Defensive Cyber Operations (DCO) in complex environments, such as cyber wargames, require in-depth cybersecurity knowledge and the ability to make quick decisions. In a typical DCO, execution rarely follows a pre-planned path because of extensive adversary influence, challenging an already complex decision-making environment. Decision-making models have been extensively studied from perspectives of military operations and business management, but they are not sufficiently researched in the context of cyber. This paper responds to this need by examining the decision-making models of DCO leaders in a live-fire wargame environment. This study was conducted by observing leaders of cyber operations during the world's largest live-fire cyber exercise, NATO Locked Shield 2023. In this exercise, the blue teams plan and execute their defensive cyber operation in a realistic operational environment, while the red team conducts attacks against the defended environment. The large-scale, wargaming-style environment of Locked Shield is one of the best environments for modelling DCO decision-making models; in this exercise, the DCO is broad and multi-faceted, a perspective which cannot be achieved in a typical capture-the-flag competition or a single security incident. DCO leaders must be able to manage two distinct decision-making processes with different sets of required skills to be successful in the mission. While the primary process relates to the execution and evolution of the pre-designed plan with traditional operational leadership skills, the secondary process deals with unplanned and deliberately caused cyber-related events that require a deep understanding of cybersecurity. In this respect, the main contribution of this research is the constructed decision-making model of the DCO leader. This model is based on observations collected and presented in the context of multiple well-known decision-making frameworks. This model can be further used to train future DCO leaders and assess artificial intelligence's usability to support and automate decision-making in such operations.


Author Biographies

Pietari Sarjakivi, University of Jyväskylä, Jyväskylä, Finland

Pietari Sarjakivi is a PhD researcher at Jyväskylä University and Director of Cyber Research at DNV Group Research and Development. He has over 15 years of experience in both defensive and offensive operations within critical infrastructure and businesses. As an active reservist, he has been leading the winning Finnish blue team in the NATO Locked Shields in 2022. His research focuses on Artificial Intelligence in Cyber Operations.

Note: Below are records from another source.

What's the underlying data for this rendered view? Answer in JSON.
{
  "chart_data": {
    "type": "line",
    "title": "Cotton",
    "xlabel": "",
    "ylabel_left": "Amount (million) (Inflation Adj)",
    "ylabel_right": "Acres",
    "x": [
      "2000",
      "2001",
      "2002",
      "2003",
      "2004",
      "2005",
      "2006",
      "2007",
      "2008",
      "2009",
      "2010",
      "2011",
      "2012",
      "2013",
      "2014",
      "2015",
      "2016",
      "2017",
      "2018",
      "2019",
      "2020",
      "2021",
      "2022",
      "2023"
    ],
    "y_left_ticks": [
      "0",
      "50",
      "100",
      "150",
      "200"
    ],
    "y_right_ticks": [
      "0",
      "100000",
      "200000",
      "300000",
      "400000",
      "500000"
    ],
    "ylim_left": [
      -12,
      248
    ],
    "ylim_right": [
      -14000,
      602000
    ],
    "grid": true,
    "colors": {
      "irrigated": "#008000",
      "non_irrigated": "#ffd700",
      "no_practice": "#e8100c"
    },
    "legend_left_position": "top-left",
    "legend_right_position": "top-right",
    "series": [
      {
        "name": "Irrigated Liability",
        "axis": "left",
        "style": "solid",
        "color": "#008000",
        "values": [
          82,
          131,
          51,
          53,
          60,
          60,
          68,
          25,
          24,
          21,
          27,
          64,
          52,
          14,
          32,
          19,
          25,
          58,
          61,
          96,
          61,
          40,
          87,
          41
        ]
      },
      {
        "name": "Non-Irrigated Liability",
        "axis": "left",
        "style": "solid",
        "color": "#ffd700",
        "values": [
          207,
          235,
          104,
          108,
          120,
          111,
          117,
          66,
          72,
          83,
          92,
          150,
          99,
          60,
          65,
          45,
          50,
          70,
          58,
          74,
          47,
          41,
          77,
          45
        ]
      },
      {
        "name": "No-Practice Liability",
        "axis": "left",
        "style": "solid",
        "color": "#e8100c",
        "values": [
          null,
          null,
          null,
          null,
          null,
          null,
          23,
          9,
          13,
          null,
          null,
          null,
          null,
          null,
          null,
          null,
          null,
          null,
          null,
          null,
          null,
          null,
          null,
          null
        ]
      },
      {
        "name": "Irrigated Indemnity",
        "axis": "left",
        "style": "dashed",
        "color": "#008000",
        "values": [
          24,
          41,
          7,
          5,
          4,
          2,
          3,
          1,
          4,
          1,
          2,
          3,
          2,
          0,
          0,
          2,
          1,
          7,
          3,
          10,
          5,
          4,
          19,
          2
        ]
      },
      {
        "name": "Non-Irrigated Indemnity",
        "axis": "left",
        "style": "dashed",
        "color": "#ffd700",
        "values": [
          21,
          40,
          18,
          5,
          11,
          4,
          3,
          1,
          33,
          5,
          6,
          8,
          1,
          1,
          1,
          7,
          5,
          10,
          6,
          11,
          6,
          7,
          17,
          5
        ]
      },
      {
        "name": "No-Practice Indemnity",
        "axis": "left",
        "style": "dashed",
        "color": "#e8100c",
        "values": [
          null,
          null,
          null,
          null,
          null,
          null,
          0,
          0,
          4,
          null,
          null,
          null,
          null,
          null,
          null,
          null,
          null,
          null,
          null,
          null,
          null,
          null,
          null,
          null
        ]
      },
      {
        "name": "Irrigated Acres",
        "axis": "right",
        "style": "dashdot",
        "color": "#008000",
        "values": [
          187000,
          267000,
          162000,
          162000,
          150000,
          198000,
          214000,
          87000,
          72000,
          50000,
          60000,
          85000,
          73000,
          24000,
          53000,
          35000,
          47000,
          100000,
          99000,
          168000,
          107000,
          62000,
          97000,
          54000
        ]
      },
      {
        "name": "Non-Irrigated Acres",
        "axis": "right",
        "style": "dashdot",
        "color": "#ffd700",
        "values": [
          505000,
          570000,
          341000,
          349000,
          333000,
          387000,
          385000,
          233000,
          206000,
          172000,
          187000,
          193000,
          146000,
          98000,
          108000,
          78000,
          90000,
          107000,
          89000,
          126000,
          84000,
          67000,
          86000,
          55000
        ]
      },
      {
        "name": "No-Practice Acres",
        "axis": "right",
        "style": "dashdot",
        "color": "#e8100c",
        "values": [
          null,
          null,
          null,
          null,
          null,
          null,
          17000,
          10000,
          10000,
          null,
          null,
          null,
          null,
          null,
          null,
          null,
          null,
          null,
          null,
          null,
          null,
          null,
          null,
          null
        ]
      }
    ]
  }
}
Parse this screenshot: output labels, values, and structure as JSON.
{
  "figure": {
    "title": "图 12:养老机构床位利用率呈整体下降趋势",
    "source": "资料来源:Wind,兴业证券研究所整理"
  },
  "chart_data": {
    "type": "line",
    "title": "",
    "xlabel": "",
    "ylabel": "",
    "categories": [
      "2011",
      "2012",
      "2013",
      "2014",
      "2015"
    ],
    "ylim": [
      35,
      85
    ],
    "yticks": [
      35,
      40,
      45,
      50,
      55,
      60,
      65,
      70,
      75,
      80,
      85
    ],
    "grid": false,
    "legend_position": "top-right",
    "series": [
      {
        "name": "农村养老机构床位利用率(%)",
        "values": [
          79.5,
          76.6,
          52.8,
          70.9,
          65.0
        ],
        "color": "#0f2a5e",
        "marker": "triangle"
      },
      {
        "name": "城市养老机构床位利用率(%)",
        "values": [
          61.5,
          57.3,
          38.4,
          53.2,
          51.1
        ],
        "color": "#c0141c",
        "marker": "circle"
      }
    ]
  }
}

Jouni Ihanus, University of Jyväskylä, Jyväskylä, Finland

Jouni Ihanus holds an M.Eng. in technology competence management and M.Eng. in cyber security. He is currently a Ph.D. student at the University of Jyväskylä, Finland. His research focuses on cyber situation awareness with a technological twist. In his professional life, Jouni leads operational information security in a Finnish public administration organisation. Jouni is passionate about developing and simplifying areas where people and technology meet, which he sees as one of the central challenges of the modern world.


Panu Moilanen, University of Jyväskylä, Jyväskylä, Finland

Dr. Sc. Panu Moilanen is senior lecturer and degree program manager for the Security and Strategic Analysis MDP at the Faculty of Information Technology, University of Jyväskylä (Finland). His teaching and research interests are the role of technology as part of the security of today's increasingly complex societies, information influence and warfare, cyber security, and resilience. He also works for the National Defence University (Finland) and National Defence Training Association of Finland.